Fig. 34: Specimen No. 111.—The anterior chamber is much shallowed by the bulging forward of the iris (l’iris bombé); the pupil is blocked, and its edges are adherent to a layer composed of the lens capsule and the anterior layer of the hyaloid, which are inflamed and matted together. The retina is totally detached, and the choroid partly so. A large cyst can be seen in what was the central region of the retina. It is cut across in the section. (See also Fig. [44].)
Fig. 35: Specimen No. 74.—From before backward we see (1) the cornea; (2) a space which might be mistaken for the anterior chamber, but which is really an artificial tear in the substance of the cornea (see Fig. [36]); (3) the remains of the iris and ciliary body matted in a mass of exudate in which is imbedded (4) what is left of the lens. Large areas of this structure have undergone calcification; the wavy capsule can be seen surrounding the lens remnants. Behind this and continuous with it is a further mass of exudate, which tightly mats the folds of the detached retina to the structures already mentioned.
Fig. 36: Specimen No. 74.—A higher magnification of a portion of the preceding section. From above downward in the figure we see (1) the cornea; (2) the artificial space; (3) the papillary margins of the iris imbedded in dense exudate. Lining the lower boundary of the space is seen the greatly convoluted membrane of Descemet, which has been torn away from its corneal attachments, having clung more tightly to the exudate, in which the iris is imbedded, than to its normal attachments.
Fig. 37: Specimen No. 250.—A large Morgagnian cataract lies imbedded in a fine inflammatory exudate into the vitreous cavity; in this exudate are many white inflammatory foci. The retina also shows many white dots, the sclera is staphylomatous, and the anterior chamber is extremely shallow.
Fig. 38: Specimen No. 72.—The inflamed optic nerve head shows a mass of exudate occupying the physiological cup and bulging into the vitreous cavity. This mass is undergoing organisation, and new-formed vessels are to be seen in it at numerous points; it was the apical end of a conical mass which represented the infiltrated and shrunken vitreous body. Notice the pull of the roots of the mass on the edges of the physiological cup.

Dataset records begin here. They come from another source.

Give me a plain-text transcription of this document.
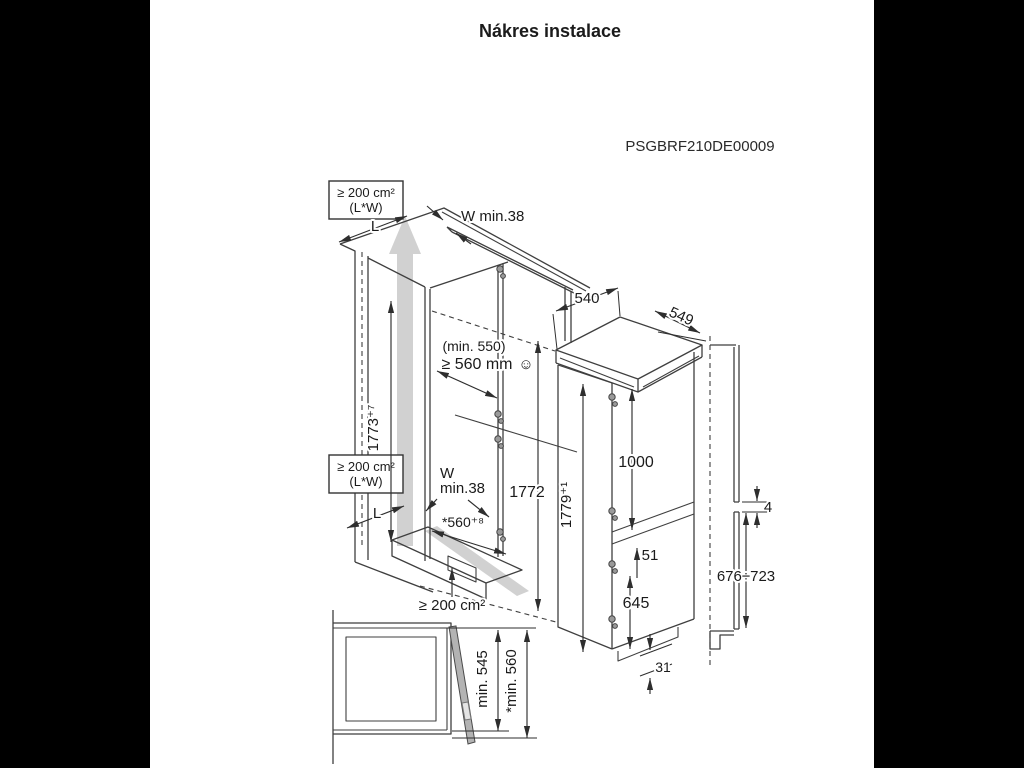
Nákres instalace
PSGBRF210DE00009
≥ 200 cm²
(L*W)
≥ 200 cm²
(L*W)
L
W min.38
1773⁺⁷
(min. 550)
≥ 560 mm ☺
1772
W
min.38
L	*560⁺⁸
≥ 200 cm²
540
549
1779⁺¹
1000
51
645
31
4
676÷723
min. 545 *min. 560
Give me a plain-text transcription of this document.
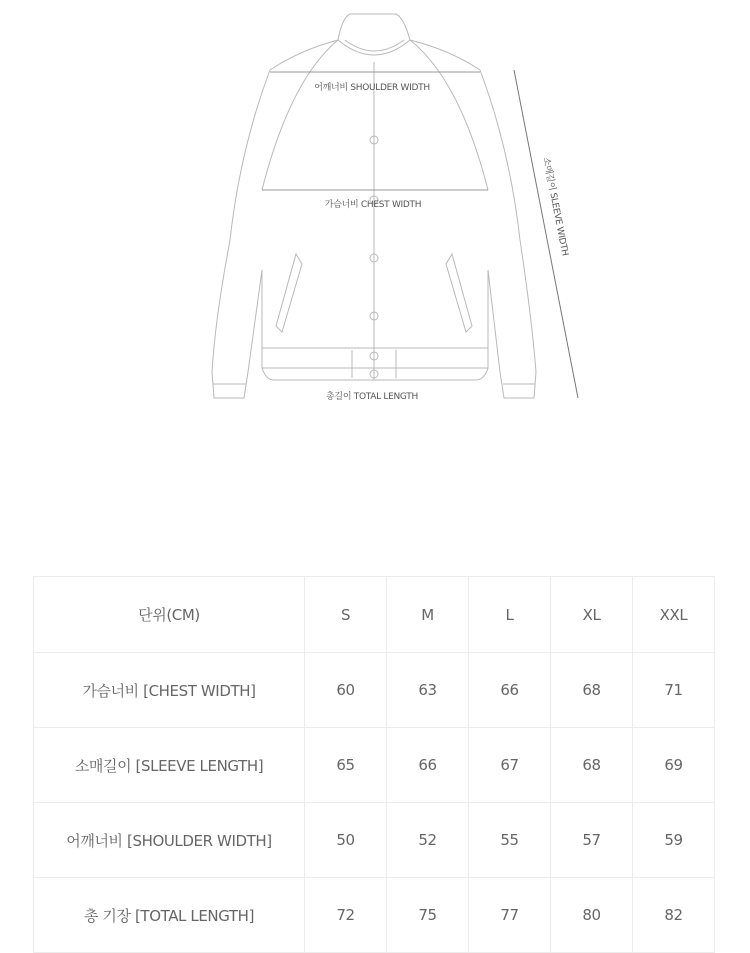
어깨너비 SHOULDER WIDTH
가슴너비 CHEST WIDTH
총길이 TOTAL LENGTH
소매길이 SLEEVE WIDTH
단위(CM)	S	M	L	XL	XXL
가슴너비 [CHEST WIDTH]	60	63	66	68	71
소매길이 [SLEEVE LENGTH]	65	66	67	68	69
어깨너비 [SHOULDER WIDTH]	50	52	55	57	59
총 기장 [TOTAL LENGTH]	72	75	77	80	82
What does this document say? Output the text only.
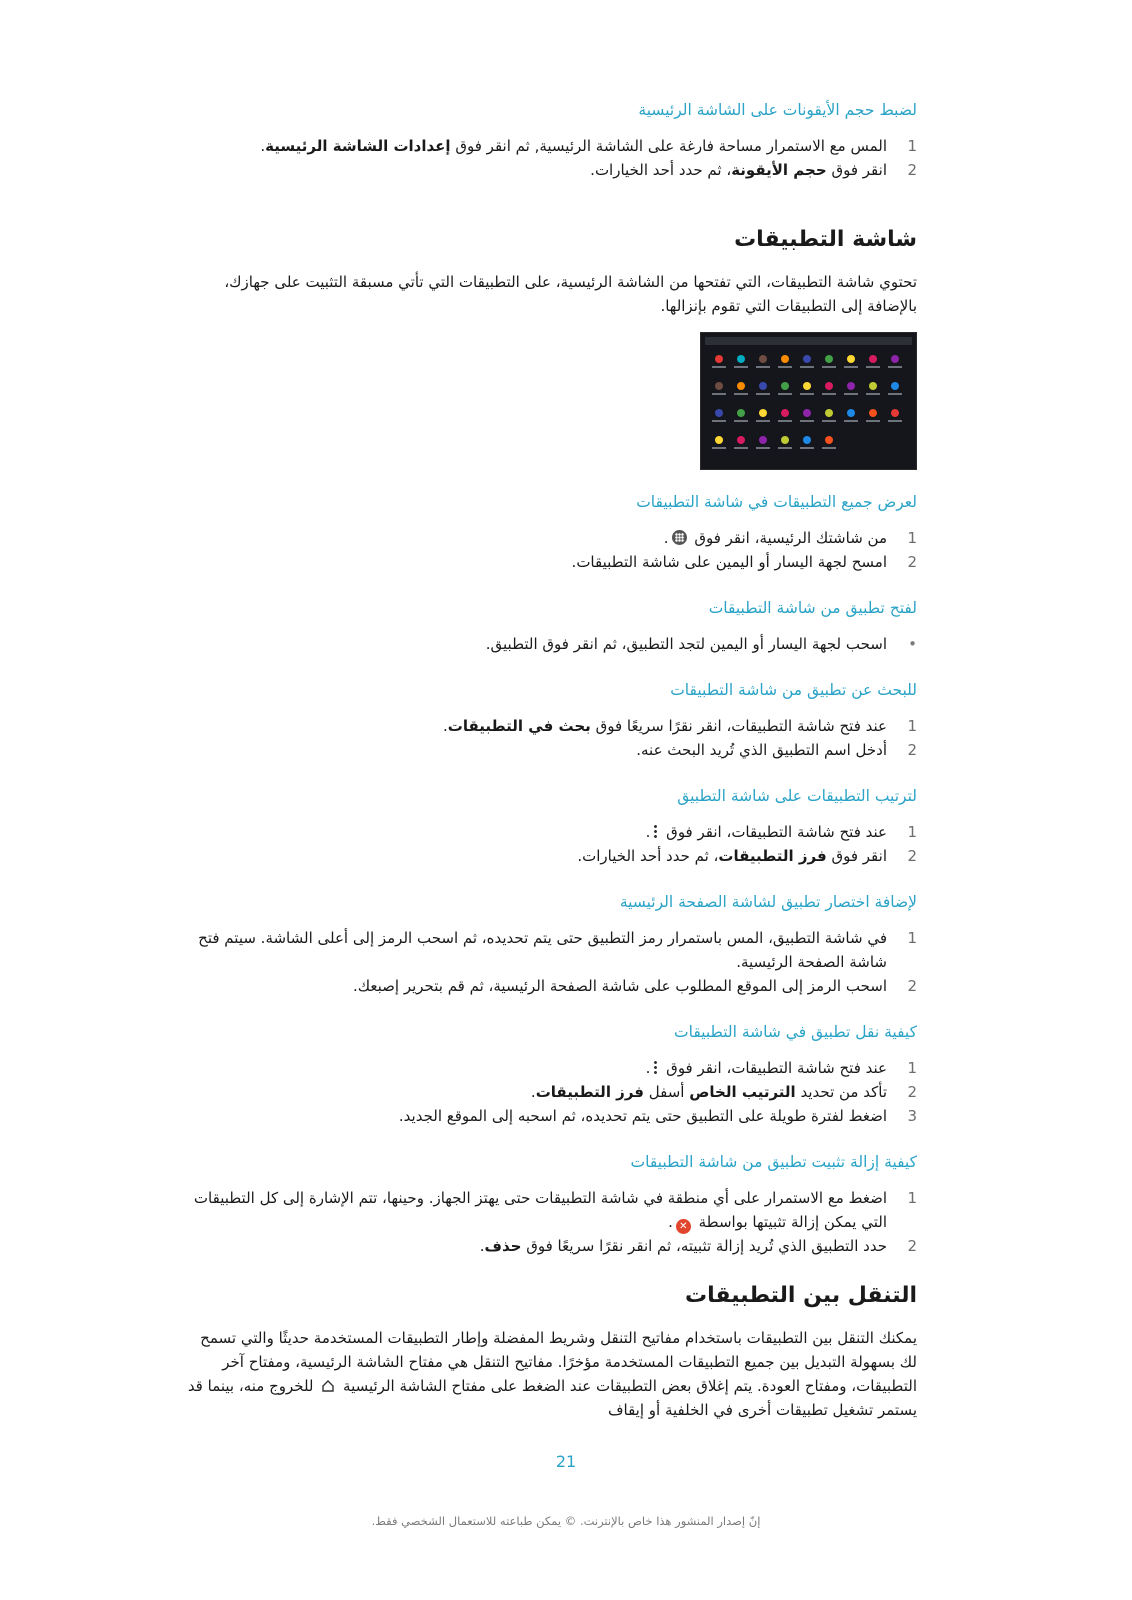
لضبط حجم الأيقونات على الشاشة الرئيسية
1
المس مع الاستمرار مساحة فارغة على الشاشة الرئيسية, ثم انقر فوق إعدادات الشاشة الرئيسية.
2
انقر فوق حجم الأيقونة، ثم حدد أحد الخيارات.
شاشة التطبيقات
تحتوي شاشة التطبيقات، التي تفتحها من الشاشة الرئيسية، على التطبيقات التي تأتي مسبقة التثبيت على جهازك، بالإضافة إلى التطبيقات التي تقوم بإنزالها.
لعرض جميع التطبيقات في شاشة التطبيقات
1
من شاشتك الرئيسية، انقر فوق .
2
امسح لجهة اليسار أو اليمين على شاشة التطبيقات.
لفتح تطبيق من شاشة التطبيقات
•
اسحب لجهة اليسار أو اليمين لتجد التطبيق، ثم انقر فوق التطبيق.
للبحث عن تطبيق من شاشة التطبيقات
1
عند فتح شاشة التطبيقات، انقر نقرًا سريعًا فوق بحث في التطبيقات.
2
أدخل اسم التطبيق الذي تُريد البحث عنه.
لترتيب التطبيقات على شاشة التطبيق
1
عند فتح شاشة التطبيقات، انقر فوق .
2
انقر فوق فرز التطبيقات، ثم حدد أحد الخيارات.
لإضافة اختصار تطبيق لشاشة الصفحة الرئيسية
1
في شاشة التطبيق، المس باستمرار رمز التطبيق حتى يتم تحديده، ثم اسحب الرمز إلى أعلى الشاشة. سيتم فتح شاشة الصفحة الرئيسية.
2
اسحب الرمز إلى الموقع المطلوب على شاشة الصفحة الرئيسية، ثم قم بتحرير إصبعك.
كيفية نقل تطبيق في شاشة التطبيقات
1
عند فتح شاشة التطبيقات، انقر فوق .
2
تأكد من تحديد الترتيب الخاص أسفل فرز التطبيقات.
3
اضغط لفترة طويلة على التطبيق حتى يتم تحديده، ثم اسحبه إلى الموقع الجديد.
كيفية إزالة تثبيت تطبيق من شاشة التطبيقات
1
اضغط مع الاستمرار على أي منطقة في شاشة التطبيقات حتى يهتز الجهاز. وحينها، تتم الإشارة إلى كل التطبيقات التي يمكن إزالة تثبيتها بواسطة ✕.
2
حدد التطبيق الذي تُريد إزالة تثبيته، ثم انقر نقرًا سريعًا فوق حذف.
التنقل بين التطبيقات
يمكنك التنقل بين التطبيقات باستخدام مفاتيح التنقل وشريط المفضلة وإطار التطبيقات المستخدمة حديثًا والتي تسمح لك بسهولة التبديل بين جميع التطبيقات المستخدمة مؤخرًا. مفاتيح التنقل هي مفتاح الشاشة الرئيسية، ومفتاح آخر التطبيقات، ومفتاح العودة. يتم إغلاق بعض التطبيقات عند الضغط على مفتاح الشاشة الرئيسية  للخروج منه، بينما قد يستمر تشغيل تطبيقات أخرى في الخلفية أو إيقاف
21
إنّ إصدار المنشور هذا خاص بالإنترنت. © يمكن طباعته للاستعمال الشخصي فقط.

Fig. 39: Specimen No. 199.—The conical mass occupying the vitreous cavity has here undergone a high degree of organisation, especially towards its apex at the optic nerve and in the neighbourhood of the ora serrata. The canal of Stilling is probably indicated by the white irregular lines seen in the centre of the cone. The pupil is blocked with dense exudate which fuses with that of the cone; the contraction of the latter has completely detached the retina from its bed.
PLATE VI.
Fig. 34 (No. 111).—Left eye, upper half.